July 18, 1953:
A young Elvis Presley walked into the Memphis Recording Service, home of Sun Records, located at 706 Union Avenue in Memphis, Tennessee. At the time, anyone could pay a small fee to record a personal acetate, and Elvis did just that — spending $3.98 to cut a double-sided disc featuring the songs “My Happiness” and “That’s When Your Heartaches Begin.” Some lore suggested he was recording the acetate as a birthday gift for his mother, Gladys Presley.
However, many biographers have questioned this explanation. For one, the Presley family did not own a record player at the time, making it unlikely that Gladys could have listened to the acetate. Additionally, Gladys’ birthday was in April, months before the recording session took place. It was also later discovered that the acetate never actually reached her hands, further fueling speculation that Elvis’ real motive was to get noticed by someone at Sun Records — most notably its owner, Sam Phillips.

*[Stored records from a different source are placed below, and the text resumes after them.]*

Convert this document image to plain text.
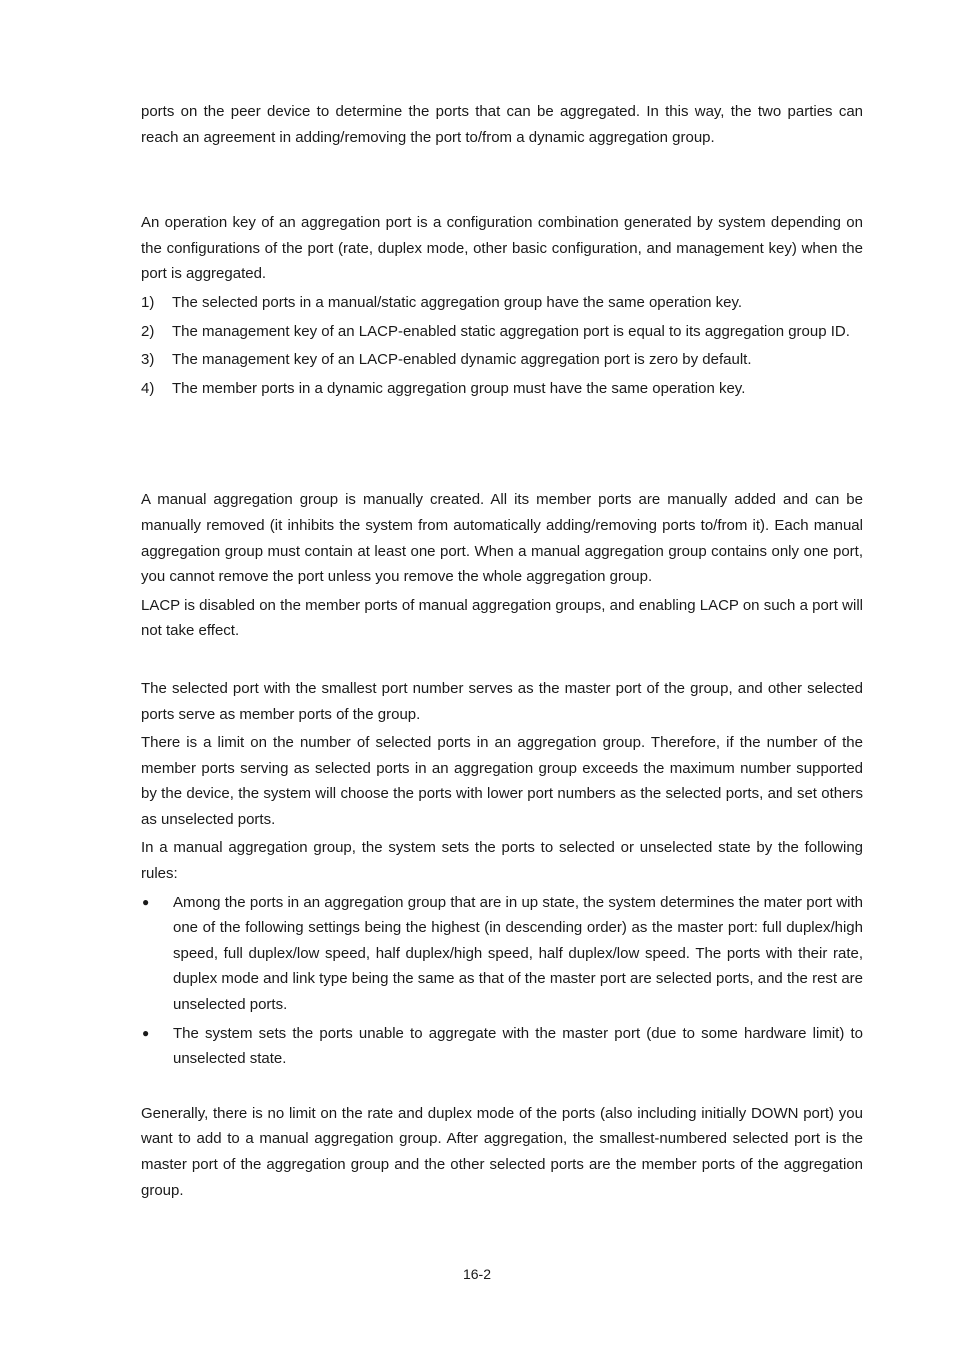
ports on the peer device to determine the ports that can be aggregated. In this way, the two parties can reach an agreement in adding/removing the port to/from a dynamic aggregation group.

An operation key of an aggregation port is a configuration combination generated by system depending on the configurations of the port (rate, duplex mode, other basic configuration, and management key) when the port is aggregated.

1)	The selected ports in a manual/static aggregation group have the same operation key.
2)	The management key of an LACP-enabled static aggregation port is equal to its aggregation group ID.
3)	The management key of an LACP-enabled dynamic aggregation port is zero by default.
4)	The member ports in a dynamic aggregation group must have the same operation key.

A manual aggregation group is manually created. All its member ports are manually added and can be manually removed (it inhibits the system from automatically adding/removing ports to/from it). Each manual aggregation group must contain at least one port. When a manual aggregation group contains only one port, you cannot remove the port unless you remove the whole aggregation group.

LACP is disabled on the member ports of manual aggregation groups, and enabling LACP on such a port will not take effect.

The selected port with the smallest port number serves as the master port of the group, and other selected ports serve as member ports of the group.

There is a limit on the number of selected ports in an aggregation group. Therefore, if the number of the member ports serving as selected ports in an aggregation group exceeds the maximum number supported by the device, the system will choose the ports with lower port numbers as the selected ports, and set others as unselected ports.

In a manual aggregation group, the system sets the ports to selected or unselected state by the following rules:

●	Among the ports in an aggregation group that are in up state, the system determines the mater port with one of the following settings being the highest (in descending order) as the master port: full duplex/high speed, full duplex/low speed, half duplex/high speed, half duplex/low speed. The ports with their rate, duplex mode and link type being the same as that of the master port are selected ports, and the rest are unselected ports.
●	The system sets the ports unable to aggregate with the master port (due to some hardware limit) to unselected state.

Generally, there is no limit on the rate and duplex mode of the ports (also including initially DOWN port) you want to add to a manual aggregation group. After aggregation, the smallest-numbered selected port is the master port of the aggregation group and the other selected ports are the member ports of the aggregation group.

16-2
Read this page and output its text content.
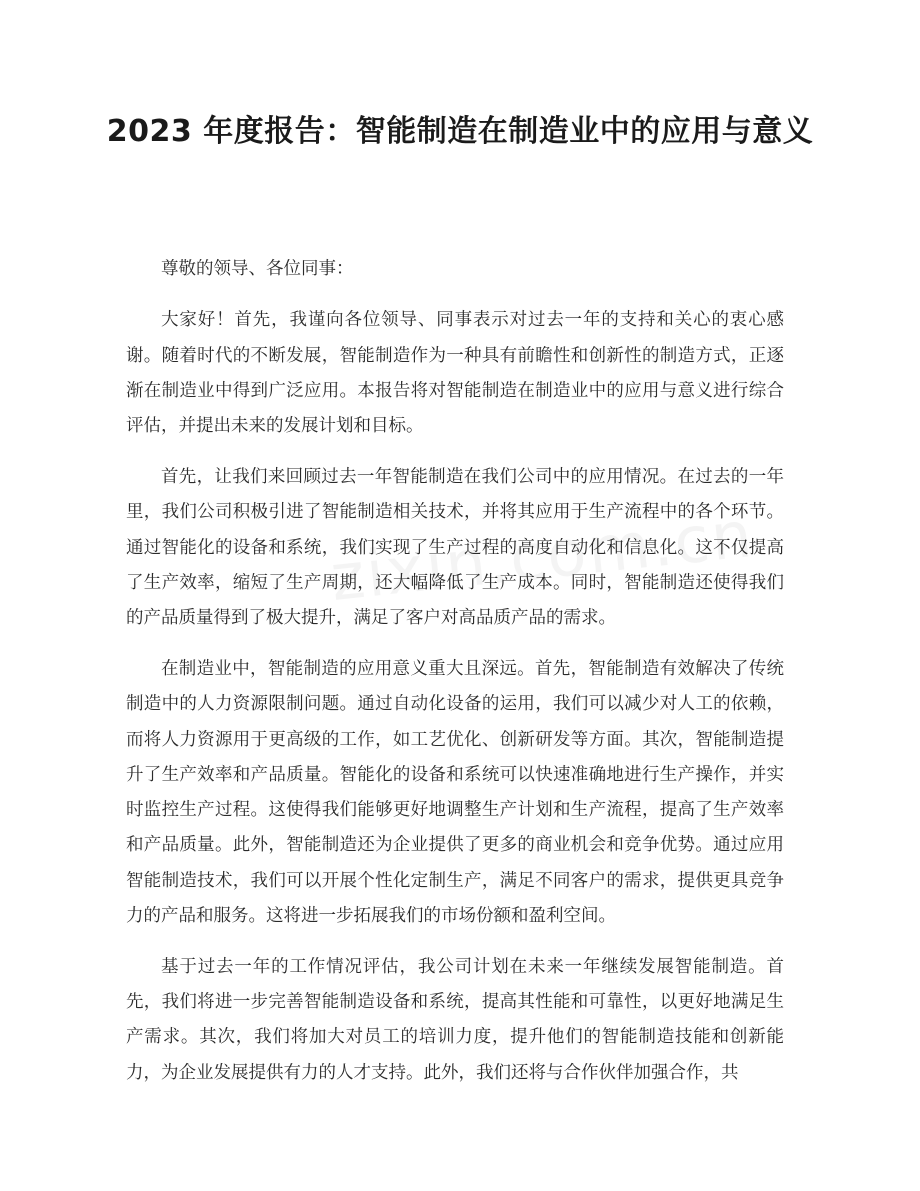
2023 年度报告：智能制造在制造业中的应用与意义

尊敬的领导、各位同事：

大家好！首先，我谨向各位领导、同事表示对过去一年的支持和关心的衷心感谢。随着时代的不断发展，智能制造作为一种具有前瞻性和创新性的制造方式，正逐渐在制造业中得到广泛应用。本报告将对智能制造在制造业中的应用与意义进行综合评估，并提出未来的发展计划和目标。

首先，让我们来回顾过去一年智能制造在我们公司中的应用情况。在过去的一年里，我们公司积极引进了智能制造相关技术，并将其应用于生产流程中的各个环节。通过智能化的设备和系统，我们实现了生产过程的高度自动化和信息化。这不仅提高了生产效率，缩短了生产周期，还大幅降低了生产成本。同时，智能制造还使得我们的产品质量得到了极大提升，满足了客户对高品质产品的需求。

在制造业中，智能制造的应用意义重大且深远。首先，智能制造有效解决了传统制造中的人力资源限制问题。通过自动化设备的运用，我们可以减少对人工的依赖，而将人力资源用于更高级的工作，如工艺优化、创新研发等方面。其次，智能制造提升了生产效率和产品质量。智能化的设备和系统可以快速准确地进行生产操作，并实时监控生产过程。这使得我们能够更好地调整生产计划和生产流程，提高了生产效率和产品质量。此外，智能制造还为企业提供了更多的商业机会和竞争优势。通过应用智能制造技术，我们可以开展个性化定制生产，满足不同客户的需求，提供更具竞争力的产品和服务。这将进一步拓展我们的市场份额和盈利空间。

基于过去一年的工作情况评估，我公司计划在未来一年继续发展智能制造。首先，我们将进一步完善智能制造设备和系统，提高其性能和可靠性，以更好地满足生产需求。其次，我们将加大对员工的培训力度，提升他们的智能制造技能和创新能力，为企业发展提供有力的人才支持。此外，我们还将与合作伙伴加强合作，共
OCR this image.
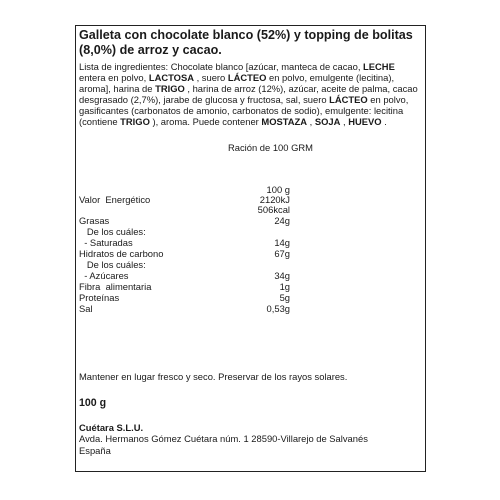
Galleta con chocolate blanco (52%) y topping de bolitas (8,0%) de arroz y cacao.
Lista de ingredientes: Chocolate blanco [azúcar, manteca de cacao, LECHE entera en polvo, LACTOSA , suero LÁCTEO en polvo, emulgente (lecitina), aroma], harina de TRIGO , harina de arroz (12%), azúcar, aceite de palma, cacao desgrasado (2,7%), jarabe de glucosa y fructosa, sal, suero LÁCTEO en polvo, gasificantes (carbonatos de amonio, carbonatos de sodio), emulgente: lecitina (contiene TRIGO ), aroma. Puede contener MOSTAZA , SOJA , HUEVO .
Ración de 100 GRM
100 g
Valor  Energético	2120kJ
506kcal
Grasas	24g
De los cuáles:
- Saturadas	14g
Hidratos de carbono	67g
De los cuáles:
- Azúcares	34g
Fibra  alimentaria	1g
Proteínas	5g
Sal	0,53g
Mantener en lugar fresco y seco. Preservar de los rayos solares.
100 g
Cuétara S.L.U.
Avda. Hermanos Gómez Cuétara núm. 1 28590-Villarejo de Salvanés
España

Though Phillips wasn’t at the studio that day, Elvis had a stroke of luck. Marion Keisker, Phillips’ trusted assistant, was there and took the time to speak with him. Impressed by the young man, she wrote down his information and noted that he was a “good ballad singer.” Years later, she would recall their brief exchange: “I said, ‘What kind of singer are you?’ He said, ‘I sing all kinds.’ I said, ‘Who do you sound like?’ He said, ‘I don’t sound like nobody.’”
That encounter would turn out to be the beginning of something extraordinary.